Experts believe it is ‘controlled depreciation’
Since the inauguration of Donald Trump as the US president, the dollar has been appreciating against almost all currencies, including the British pound and euro. It impacted emerging markets like Pakistan and other regional countries.
“For the last couple of weeks, the deprecation started, but I believe it’s a controlled move, and the depreciation may not go beyond Rs282 in the interbank market,” said Mr Mamsa.
On Friday, the greenback reached Rs281.86 in the kerb, while the currency dealers believe more depreciation is expected.
“Pressure is mounting as dollar outflows have increased particularly due to increased imports and higher debt servicing,” said Zafar Paracha, General Secretary of the Exchange Companies Association of Pakistan.
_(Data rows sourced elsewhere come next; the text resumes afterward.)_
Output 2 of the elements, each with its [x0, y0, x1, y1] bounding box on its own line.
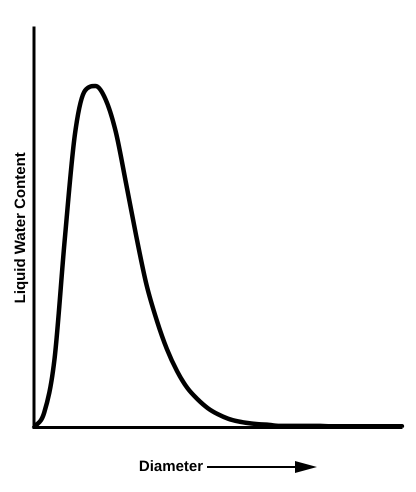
x-axis-title: Diameter: [138, 458, 204, 475]
y-axis-title: Liquid Water Content: [12, 152, 30, 304]
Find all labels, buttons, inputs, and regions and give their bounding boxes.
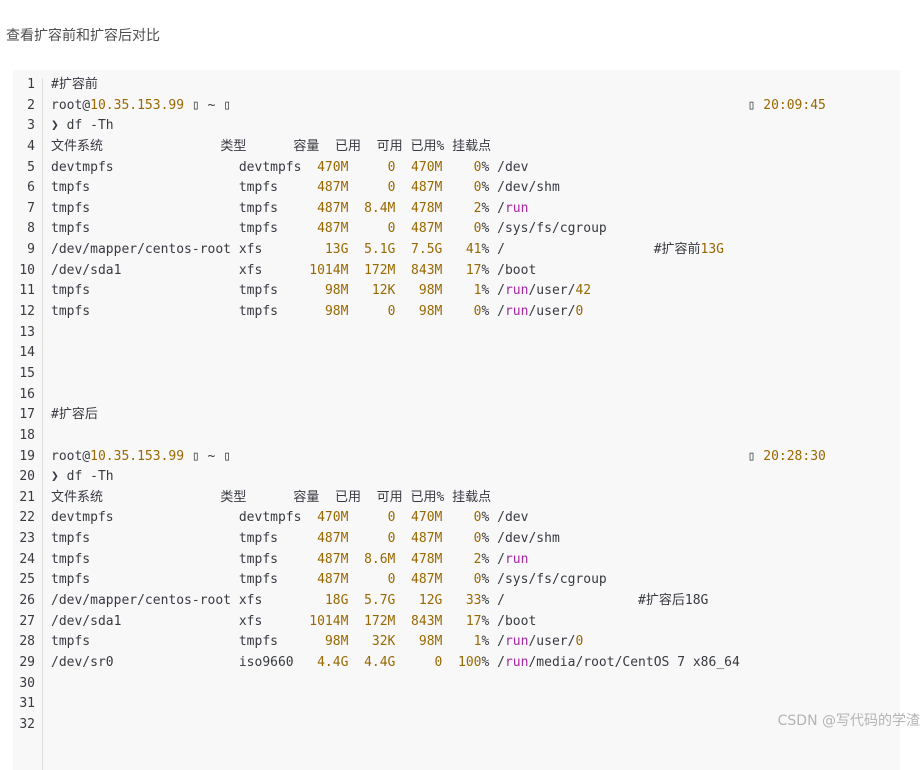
line-number: 25 [19, 572, 35, 588]
line-content: ❯ df -Th [51, 469, 114, 485]
table-row: 27/dev/sda1 xfs 1014M 172M 843M 17% /boo… [0, 612, 536, 633]
line-content: tmpfs tmpfs 487M 0 487M 0% /sys/fs/cgrou… [51, 572, 607, 588]
code-block [13, 70, 900, 770]
table-row: 12 tmpfs tmpfs 98M 0 98M 0% /run/user/0 [0, 302, 583, 323]
empty-line: 31 [0, 694, 35, 715]
line-content: tmpfs tmpfs 487M 8.6M 478M 2% /run [51, 551, 529, 567]
line-number: 10 [19, 262, 35, 278]
line-number: 18 [19, 427, 35, 443]
line-content: /dev/sda1 xfs 1014M 172M 843M 17% /boot [51, 262, 537, 278]
line-number: 1 [27, 77, 35, 92]
line-number: 24 [19, 551, 35, 567]
table-row: 8 tmpfs tmpfs 487M 0 487M 0% /sys/fs/cgro… [0, 219, 607, 240]
line-number: 8 [27, 221, 35, 237]
table-header: 21 文件系统 类型 容量 已用 可用 已用% 挂载点 [0, 488, 491, 509]
line-content: devtmpfs devtmpfs 470M 0 470M 0% /dev [51, 159, 529, 175]
table-row: 25 tmpfs tmpfs 487M 0 487M 0% /sys/fs/cgr… [0, 570, 606, 591]
page-title: 查看扩容前和扩容后对比 [6, 28, 160, 44]
gutter-divider [42, 78, 43, 770]
line-content: tmpfs tmpfs 487M 0 487M 0% /dev/shm [51, 180, 560, 196]
empty-line: 15 [0, 364, 35, 385]
table-row: 5 devtmpfs devtmpfs 470M 0 470M 0% /dev [0, 158, 528, 179]
line-number: 9 [27, 242, 35, 258]
empty-line: 13 [0, 323, 35, 344]
table-header: 4 文件系统 类型 容量 已用 可用 已用% 挂载点 [0, 137, 491, 158]
empty-line: 16 [0, 385, 35, 406]
line-number: 13 [19, 324, 35, 340]
line-number: 32 [19, 716, 35, 732]
empty-line: 32 [0, 715, 35, 736]
line-content: /dev/mapper/centos-root xfs 18G 5.7G 12G… [51, 593, 709, 609]
line-content: #扩容前 [51, 77, 98, 92]
table-row: 7 tmpfs tmpfs 487M 8.4M 478M 2% /run [0, 199, 528, 220]
comment-line: 17 #扩容后 [0, 405, 97, 426]
line-content: /dev/mapper/centos-root xfs 13G 5.1G 7.5… [51, 242, 725, 258]
line-number: 4 [27, 138, 35, 154]
line-content: tmpfs tmpfs 487M 0 487M 0% /dev/shm [51, 531, 560, 547]
line-number: 6 [27, 180, 35, 196]
line-content: /dev/sda1 xfs 1014M 172M 843M 17% /boot [51, 613, 537, 629]
prompt-line: 2 root@10.35.153.99 ▯ ~ ▯ ▯ 20:09:45 [0, 96, 826, 117]
table-row: 23 tmpfs tmpfs 487M 0 487M 0% /dev/shm [0, 529, 559, 550]
line-number: 17 [19, 407, 35, 423]
line-content: ❯ df -Th [51, 118, 114, 134]
line-number: 29 [19, 654, 35, 670]
line-number: 12 [19, 304, 35, 320]
line-content: tmpfs tmpfs 98M 0 98M 0% /run/user/0 [51, 304, 584, 320]
line-content: tmpfs tmpfs 487M 8.4M 478M 2% /run [51, 200, 529, 216]
line-content: /dev/sr0 iso9660 4.4G 4.4G 0 100% /run/m… [51, 654, 740, 670]
line-content: root@10.35.153.99 ▯ ~ ▯ ▯ 20:28:30 [51, 448, 826, 464]
line-content: tmpfs tmpfs 98M 12K 98M 1% /run/user/42 [51, 283, 592, 299]
line-number: 23 [19, 531, 35, 547]
line-number: 20 [19, 469, 35, 485]
table-row: 26/dev/mapper/centos-root xfs 18G 5.7G 1… [0, 591, 708, 612]
line-number: 2 [27, 97, 35, 113]
line-content: tmpfs tmpfs 487M 0 487M 0% /sys/fs/cgrou… [51, 221, 607, 237]
code-lines: 1 #扩容前 2 root@10.35.153.99 ▯ ~ ▯ ▯ 20:09:45… [0, 75, 826, 736]
line-number: 15 [19, 365, 35, 381]
table-row: 10/dev/sda1 xfs 1014M 172M 843M 17% /boo… [0, 261, 536, 282]
line-number: 11 [19, 283, 35, 299]
line-number: 31 [19, 696, 35, 712]
table-row: 24 tmpfs tmpfs 487M 8.6M 478M 2% /run [0, 550, 528, 571]
line-number: 22 [19, 510, 35, 526]
empty-line: 30 [0, 674, 35, 695]
table-row: 6 tmpfs tmpfs 487M 0 487M 0% /dev/shm [0, 178, 560, 199]
line-number: 21 [19, 489, 35, 505]
table-row: 28 tmpfs tmpfs 98M 32K 98M 1% /run/user/0 [0, 632, 583, 653]
line-number: 7 [27, 200, 35, 216]
line-number: 14 [19, 345, 35, 361]
comment-line: 1 #扩容前 [0, 75, 98, 96]
line-content: #扩容后 [51, 407, 98, 423]
line-content: 文件系统 类型 容量 已用 可用 已用% 挂载点 [51, 489, 492, 505]
line-content: devtmpfs devtmpfs 470M 0 470M 0% /dev [51, 510, 529, 526]
line-number: 27 [19, 613, 35, 629]
empty-line: 18 [0, 426, 35, 447]
table-row: 9/dev/mapper/centos-root xfs 13G 5.1G 7.… [0, 240, 724, 261]
line-content: 文件系统 类型 容量 已用 可用 已用% 挂载点 [51, 138, 492, 154]
watermark: CSDN @写代码的学渣 [777, 713, 920, 729]
table-row: 11 tmpfs tmpfs 98M 12K 98M 1% /run/user/4… [0, 281, 591, 302]
table-row: 22 devtmpfs devtmpfs 470M 0 470M 0% /dev [0, 508, 528, 529]
table-row: 29/dev/sr0 iso9660 4.4G 4.4G 0 100% /run… [0, 653, 739, 674]
line-number: 28 [19, 634, 35, 650]
command-line: 20 ❯ df -Th [0, 467, 113, 488]
line-number: 5 [27, 159, 35, 175]
line-content: root@10.35.153.99 ▯ ~ ▯ ▯ 20:09:45 [51, 97, 826, 113]
line-content: tmpfs tmpfs 98M 32K 98M 1% /run/user/0 [51, 634, 584, 650]
line-number: 26 [19, 593, 35, 609]
line-number: 30 [19, 675, 35, 691]
command-line: 3 ❯ df -Th [0, 116, 113, 137]
line-number: 16 [19, 386, 35, 402]
line-number: 19 [19, 448, 35, 464]
line-number: 3 [27, 118, 35, 134]
prompt-line: 19 root@10.35.153.99 ▯ ~ ▯ ▯ 20:28:30 [0, 447, 826, 468]
empty-line: 14 [0, 343, 35, 364]
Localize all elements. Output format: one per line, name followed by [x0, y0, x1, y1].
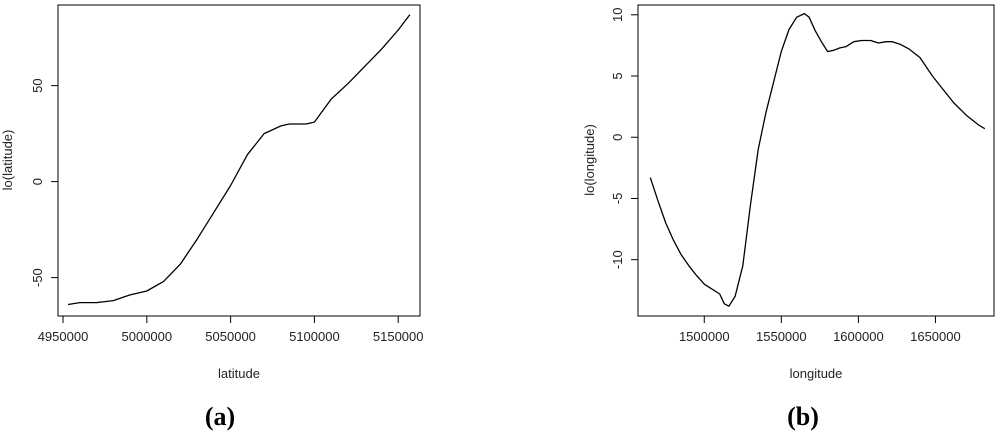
panel-a-x-tick-label: 5150000	[373, 329, 424, 344]
panel-b-x-tick-label: 1550000	[756, 329, 807, 344]
panel-a: 4950000 5000000 5050000 5100000 5150000 -50 0…	[0, 4, 424, 431]
panel-b-y-tick-label: 10	[610, 8, 625, 22]
panel-b-label: (b)	[787, 402, 819, 431]
panel-b-y-tick-label: -5	[610, 193, 625, 205]
panel-a-x-tick-label: 5050000	[205, 329, 256, 344]
panel-b: 1500000 1550000 1600000 1650000 -10 -5 0 5 10 l…	[582, 4, 995, 431]
panel-b-y-tick-label: -10	[610, 250, 625, 269]
panel-b-x-tick-label: 1600000	[833, 329, 884, 344]
panel-a-y-tick-label: -50	[30, 268, 45, 287]
panel-a-y-axis-title: lo(latitude)	[0, 130, 15, 191]
panel-b-curve	[649, 12, 986, 307]
panel-a-curve	[67, 14, 411, 306]
panel-b-x-axis: 1500000 1550000 1600000 1650000	[679, 315, 961, 344]
panel-a-x-tick-label: 5100000	[289, 329, 340, 344]
panel-a-x-tick-label: 4950000	[38, 329, 89, 344]
panel-b-y-tick-label: 5	[610, 72, 625, 79]
panel-b-y-tick-label: 0	[610, 134, 625, 141]
panel-a-y-tick-label: 50	[30, 78, 45, 92]
panel-a-x-tick-label: 5000000	[122, 329, 173, 344]
panel-b-x-tick-label: 1650000	[910, 329, 961, 344]
panel-b-x-axis-title: longitude	[790, 366, 843, 381]
panel-b-x-tick-label: 1500000	[679, 329, 730, 344]
panel-a-plot-frame	[57, 4, 421, 317]
panel-a-y-tick-label: 0	[30, 178, 45, 185]
panel-b-y-axis: -10 -5 0 5 10	[610, 8, 639, 269]
panel-a-x-axis-title: latitude	[218, 366, 260, 381]
panel-a-x-axis: 4950000 5000000 5050000 5100000 5150000	[38, 315, 424, 344]
panel-a-label: (a)	[205, 402, 235, 431]
panel-b-y-axis-title: lo(longitude)	[582, 124, 597, 196]
panel-a-y-axis: -50 0 50	[30, 78, 59, 287]
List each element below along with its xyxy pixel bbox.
He said the repatriation of profit by foreign investors is another reason for appreciation in the dollar rates.
“The SBP foreign exchange reserves have declined despite buying from the interbank market, which reflects the pressure. If the SBP reserves fell below $11bn it will certainly hit the exchange rate negatively,” he said. The SBP forex holdings saw an outflow of $152m in the week ending March 7, mainly due to external debt repayment.
However, another currency expert said the improved inflow of remittances during Ramazan would help the State Bank manage its reserves while the imports may slow down.
The remittances increased by 38pc year-on-year in February and 32pc during 8MFY25—traditionally, the inflows from overseas Pakistanis rose by 10 to 15pc in Ramazan.
Currency market players, however, said there was no shortage of dollars despite the depreciation.
“I believe the IMF will give its go-ahead for releasing the second tranche of $1.1bn, which would greatly support the country currently under pressure. It will improve the reserves of the State Bank which is a sign of exchange rate stability,” said Mr Mamsa.